Selasa 26 Apr 2022 16:25 WIB

Pada Jepang, Kepulauan Solomon Pastikan tak Ada Pangkalan Militer China

Kepulauan Solomon tidak berniat mengizinkan China mendirikan pangkalan militer

Rep: Lintar Satria/ Red: Esthi Maharani
Perdana Menteri Kepulauan Solomon Mannaseh Sogavare memberitahu delegasi Jepang, ia tidak berniat mengizinkan China mendirikan pangkalan militer di negaranya.
Foto: Thomas Peter/Pool Photo via AP
Perdana Menteri Kepulauan Solomon Mannaseh Sogavare memberitahu delegasi Jepang, ia tidak berniat mengizinkan China mendirikan pangkalan militer di negaranya.

REPUBLIKA.CO.ID, TOKYO -- Perdana Menteri Kepulauan Solomon Mannaseh Sogavare memberitahu delegasi Jepang, ia tidak berniat mengizinkan China mendirikan pangkalan militer di negaranya. Hal ini disampaikan Menteri Luar Negeri Jepang Yoshimasa Hayashi, Selasa (26/4/2022).

Pada awal bulan ini China menandatangani perjanjian keamanan dengan Kepulauan Solomon. Washington dan sekutu-sekutunya khawatir perjanjian itu akan memperluas kehadiran militer China di kawasan.

Baca Juga

Dalam pernyataannya Kamis (21/4/2022) lalu  Kepala Kabinet Jepang Hirokazu Matsuno mengatakan perjanjian keamanan antara China dan Kepulauan Solomon mungkin akan berdampak pada keamanan di kawasan.
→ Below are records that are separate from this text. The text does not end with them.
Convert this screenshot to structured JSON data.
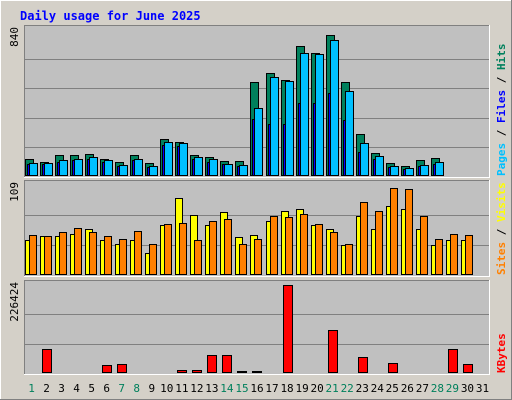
{
  "chart_data": {
    "type": "bar",
    "title": "Daily usage for June 2025",
    "days": [
      "1",
      "2",
      "3",
      "4",
      "5",
      "6",
      "7",
      "8",
      "9",
      "10",
      "11",
      "12",
      "13",
      "14",
      "15",
      "16",
      "17",
      "18",
      "19",
      "20",
      "21",
      "22",
      "23",
      "24",
      "25",
      "26",
      "27",
      "28",
      "29",
      "30",
      "31"
    ],
    "weekend_days": [
      1,
      7,
      8,
      14,
      15,
      21,
      22,
      28,
      29
    ],
    "colors": {
      "hits": "#00805c",
      "files": "#0000ff",
      "pages": "#00c0ff",
      "visits": "#ffff00",
      "sites": "#ff8000",
      "kbytes": "#ff0000",
      "weekend_label": "#00805c",
      "weekday_label": "#000000",
      "title": "#0000ff",
      "panel_bg": "#c0c0c0",
      "frame_bg": "#d4d0c8"
    },
    "panels": [
      {
        "name": "hits-files-pages",
        "ymax": 840,
        "ymax_label": "840",
        "side_labels": [
          {
            "text": "Pages",
            "color": "#00c0ff"
          },
          {
            "text": " / ",
            "color": "#000000"
          },
          {
            "text": "Files",
            "color": "#0000ff"
          },
          {
            "text": " / ",
            "color": "#000000"
          },
          {
            "text": "Hits",
            "color": "#00805c"
          }
        ],
        "series": [
          {
            "name": "Hits",
            "color": "#00805c",
            "values": [
              100,
              82,
              120,
              120,
              125,
              100,
              80,
              120,
              75,
              210,
              195,
              120,
              110,
              85,
              85,
              540,
              590,
              555,
              750,
              710,
              810,
              540,
              240,
              135,
              75,
              55,
              90,
              105,
              0,
              0,
              0
            ]
          },
          {
            "name": "Files",
            "color": "#0000ff",
            "values": [
              70,
              70,
              80,
              90,
              100,
              80,
              60,
              90,
              50,
              180,
              170,
              100,
              80,
              70,
              60,
              330,
              300,
              300,
              420,
              420,
              480,
              320,
              140,
              100,
              50,
              40,
              60,
              70,
              0,
              0,
              0
            ]
          },
          {
            "name": "Pages",
            "color": "#00c0ff",
            "values": [
              75,
              72,
              90,
              100,
              110,
              90,
              65,
              100,
              60,
              195,
              190,
              110,
              100,
              70,
              65,
              390,
              570,
              545,
              710,
              700,
              780,
              490,
              190,
              115,
              55,
              45,
              65,
              80,
              0,
              0,
              0
            ]
          }
        ]
      },
      {
        "name": "visits-sites",
        "ymax": 109,
        "ymax_label": "109",
        "side_labels": [
          {
            "text": "Sites",
            "color": "#ff8000"
          },
          {
            "text": " / ",
            "color": "#000000"
          },
          {
            "text": "Visits",
            "color": "#ffff00"
          }
        ],
        "series": [
          {
            "name": "Visits",
            "color": "#ffff00",
            "values": [
              42,
              47,
              47,
              50,
              56,
              42,
              38,
              42,
              27,
              60,
              93,
              73,
              60,
              76,
              46,
              48,
              65,
              78,
              80,
              61,
              56,
              36,
              72,
              56,
              84,
              80,
              56,
              36,
              42,
              42,
              0
            ]
          },
          {
            "name": "Sites",
            "color": "#ff8000",
            "values": [
              49,
              47,
              52,
              57,
              52,
              47,
              43,
              53,
              38,
              62,
              63,
              42,
              65,
              68,
              38,
              43,
              72,
              70,
              74,
              62,
              52,
              38,
              88,
              78,
              105,
              104,
              72,
              44,
              50,
              49,
              0
            ]
          }
        ]
      },
      {
        "name": "kbytes",
        "ymax": 226424,
        "ymax_label": "226424",
        "side_labels": [
          {
            "text": "KBytes",
            "color": "#ff0000"
          }
        ],
        "series": [
          {
            "name": "KBytes",
            "color": "#ff0000",
            "values": [
              2000,
              62000,
              2000,
              2000,
              2000,
              20000,
              22000,
              2000,
              2000,
              2000,
              9000,
              7000,
              47000,
              47000,
              4000,
              4000,
              2000,
              226424,
              2000,
              2000,
              110000,
              2000,
              40000,
              2000,
              25000,
              2000,
              2000,
              2000,
              62000,
              23000,
              0
            ]
          }
        ]
      }
    ]
  }
}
Matsuno mengatakan hal ini akan menjadi topik pembahasan antara pemerintah Jepang dan Selandia Baru.

"Perjanjian ini tampaknya akan memiliki dampak pada keamanan seluruh kawasan, maka kami memantaunya dengan kekhawatiran," kata Matsuno dalam konferensi pers.

Di hadapan parlemen Rabu (19/4/2022) Sogavare mengatakan pakta keamanan dengan China tidak akan merusak perdamaian dan keharmonisan di kawasan. Sogavare mengkonfirmasi pakta tersebut telah ditandatangani menteri luar negeri dua negara.

Penandatangan itu dilakukan satu hari sebelum delegasi Gedung Putih yang dipimpin Koordinator wilayah Indo-Pasifik Kurt Campbell tiba di Honiara. Kedatangannya untuk menyoroti kekhawatiran Canberra tentang potensi keberadaan militer China di Kepulauan Solomon.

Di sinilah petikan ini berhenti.